Les innocentes d’Anne Fontaine ou la foi comme force d’agir

Louis-Thomas Leguerrier
Université de Montréal
5 mai 2017

Altmayer, Éric & Nicolas, Carcassonne, Philippe (producteurs), Fontaine, Anne (réalisatrice), B. Karine, Sabrina, Bonitzer, Pascal, Fontaine, Anne & Vial, Alice (scénaristes), Les Innoncentes, France : Aeroplan Film, France 2 Cinéma, Mandarin Cinéma, Mars Films & Scope Pictures, 100 minutes.

Les innocentes d’Anne Fontaine met en scène le problème de la foi dans un décor hostile à celle-ci, un décor — celui de l’Europe de 1945 — en proie à l’aboutissement de la rationalité scientifique instrumentale dans les violences de l’État fasciste et stalinien. Dans ce décor, les religieuses polonaises dont le drame sert de fil conducteur au film, n’ayant plus de lien avec l’Église officielle et ne bénéficiant d’aucune protection de la part des autorités soviétiques nouvellement arrivées au pouvoir, semblent vouées à disparaître. Attaquées et violées dans leur couvent pendant des jours par des soldats soviétiques, agression suite à laquelle plusieurs d’entre elles tombent enceintes, elles sont sans secours devant la terrible alternative qu’elles doivent affronter : ou bien elles déclarent les nouveau-nés et leur origine aux autorités, ce qui frappera le couvent de déshonneur et entraînera sa fermeture, les condamnant ainsi à mourir dans la rue, rejetées par leur famille et par toute la communauté, ou bien elles laissent mourir les enfants en secret. L’issue menant hors de cet affreux dilemme, inespérée, leur est offerte par Mathilde Beaulieu, une jeune médecin venue en Pologne avec la Croix-Rouge française afin de rapatrier des Français blessés sur le front polonais, la guerre étant finie.

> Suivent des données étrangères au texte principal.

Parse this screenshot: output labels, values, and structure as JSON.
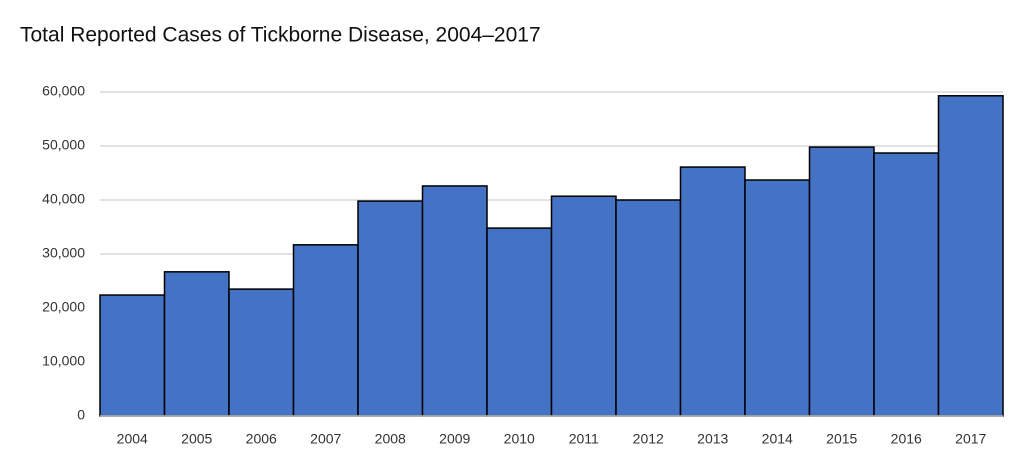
{
  "chart_data": {
    "type": "bar",
    "title": "Total Reported Cases of Tickborne Disease, 2004–2017",
    "categories": [
      "2004",
      "2005",
      "2006",
      "2007",
      "2008",
      "2009",
      "2010",
      "2011",
      "2012",
      "2013",
      "2014",
      "2015",
      "2016",
      "2017"
    ],
    "values": [
      22400,
      26700,
      23500,
      31700,
      39800,
      42600,
      34800,
      40700,
      40000,
      46100,
      43700,
      49800,
      48700,
      59300
    ],
    "color": "#4472c4",
    "ylim": [
      0,
      60000
    ],
    "yticks": [
      0,
      {
        "value": 10000,
        "label": "10,000"
      },
      {
        "value": 20000,
        "label": "20,000"
      },
      {
        "value": 30000,
        "label": "30,000"
      },
      {
        "value": 40000,
        "label": "40,000"
      },
      {
        "value": 50000,
        "label": "50,000"
      },
      {
        "value": 60000,
        "label": "60,000"
      }
    ],
    "grid": true
  }
}
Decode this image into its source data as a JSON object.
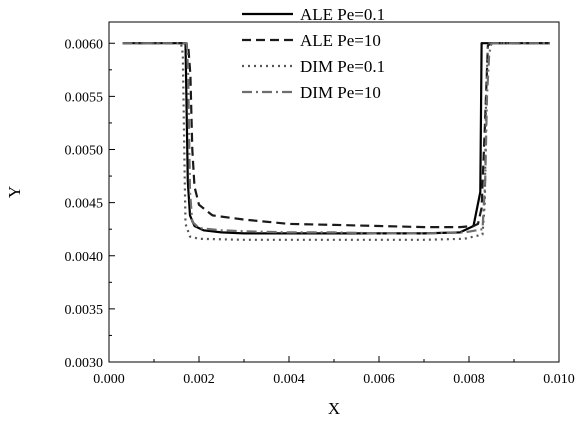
{
  "chart_data": {
    "type": "line",
    "title": "",
    "xlabel": "X",
    "ylabel": "Y",
    "xlim": [
      0.0,
      0.01
    ],
    "ylim": [
      0.003,
      0.0062
    ],
    "x_ticks": [
      "0.000",
      "0.002",
      "0.004",
      "0.006",
      "0.008",
      "0.010"
    ],
    "y_ticks": [
      "0.0030",
      "0.0035",
      "0.0040",
      "0.0045",
      "0.0050",
      "0.0055",
      "0.0060"
    ],
    "grid": false,
    "legend": "top-right",
    "series": [
      {
        "name": "ALE Pe=0.1",
        "style": "solid",
        "color": "#000000",
        "x": [
          0.0003,
          0.0017,
          0.00172,
          0.00175,
          0.0018,
          0.0019,
          0.0021,
          0.0025,
          0.003,
          0.004,
          0.005,
          0.006,
          0.007,
          0.0078,
          0.0081,
          0.00825,
          0.00828,
          0.00832,
          0.0085,
          0.0098
        ],
        "y": [
          0.006,
          0.006,
          0.0055,
          0.0047,
          0.00438,
          0.00428,
          0.00424,
          0.00422,
          0.00421,
          0.00421,
          0.00421,
          0.00421,
          0.00421,
          0.00422,
          0.00428,
          0.0046,
          0.006,
          0.006,
          0.006,
          0.006
        ]
      },
      {
        "name": "ALE Pe=10",
        "style": "dashed",
        "color": "#1a1a1a",
        "x": [
          0.0003,
          0.0017,
          0.00176,
          0.00181,
          0.00185,
          0.0019,
          0.002,
          0.0023,
          0.003,
          0.004,
          0.005,
          0.006,
          0.007,
          0.0078,
          0.0081,
          0.0082,
          0.00828,
          0.00835,
          0.00842,
          0.0085,
          0.0098
        ],
        "y": [
          0.006,
          0.006,
          0.00598,
          0.0057,
          0.005,
          0.00465,
          0.00448,
          0.00438,
          0.00434,
          0.0043,
          0.00429,
          0.00428,
          0.00427,
          0.00427,
          0.00428,
          0.0043,
          0.00445,
          0.0052,
          0.00598,
          0.006,
          0.006
        ]
      },
      {
        "name": "DIM Pe=0.1",
        "style": "dotted",
        "color": "#555555",
        "x": [
          0.0003,
          0.0016,
          0.00164,
          0.00168,
          0.0017,
          0.0018,
          0.002,
          0.003,
          0.004,
          0.005,
          0.006,
          0.007,
          0.0079,
          0.0083,
          0.00835,
          0.00838,
          0.00842,
          0.0085,
          0.0098
        ],
        "y": [
          0.006,
          0.006,
          0.0059,
          0.0048,
          0.0043,
          0.00418,
          0.00416,
          0.00415,
          0.00415,
          0.00415,
          0.00415,
          0.00415,
          0.00416,
          0.0042,
          0.0045,
          0.0055,
          0.006,
          0.006,
          0.006
        ]
      },
      {
        "name": "DIM Pe=10",
        "style": "dashdot",
        "color": "#6e6e6e",
        "x": [
          0.0003,
          0.00173,
          0.00176,
          0.0018,
          0.00185,
          0.002,
          0.0025,
          0.003,
          0.004,
          0.005,
          0.006,
          0.007,
          0.0079,
          0.0083,
          0.00836,
          0.0084,
          0.00845,
          0.0085,
          0.0098
        ],
        "y": [
          0.006,
          0.006,
          0.0057,
          0.0046,
          0.00432,
          0.00426,
          0.00424,
          0.00423,
          0.00422,
          0.00422,
          0.00421,
          0.00421,
          0.00422,
          0.00425,
          0.0047,
          0.0055,
          0.0059,
          0.006,
          0.006
        ]
      }
    ]
  }
}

Toute miraculeuse qu’elle apparaisse dans la situation désespérée qui est celle des religieuses, l’intervention de Mathilde se fait sous le signe du profane. Sa mission auprès des femmes du couvent, elle la remplit d’une part sur le plan de la médecine, en les faisant accoucher dans des conditions décentes et sécuritaires, et d’autre part sur le plan de ce qu’on pourrait appeler la stratégie politique, parce qu’elle parvient à opérer dans le dos de ses patrons et contre les règles que prescrit leur pouvoir. Mathilde, pourrait-on croire, est celle qui, bien que portant secours aux religieuses, le fait de l’extérieur, à partir d’une position contraire à la foi, sur le plan de l’immanence et à l’aide d’un savoir technique relevant de la science et du progrès. Les religieuses et elle, à plusieurs occasions dans le film, ont des désaccords concernant le partage entre les lois de la raison humaine et celles de Dieu. Par exemple, lorsque les religieuses, qui conçoivent leur vœu de chasteté comme une interdiction de se déshabiller devant autrui, empêchent Mathilde de faire adéquatement son travail de médecin — dont la première mission, pense-t-elle, est de protéger la vie, entendre ici la vie terrestre, immanente — elle demande, « ne peut-on pas mettre Dieu entre parenthèses le temps d’une auscultation? », ce à quoi l’une d’entre elles répond sévèrement qu’« on ne met pas Dieu entre parenthèses ».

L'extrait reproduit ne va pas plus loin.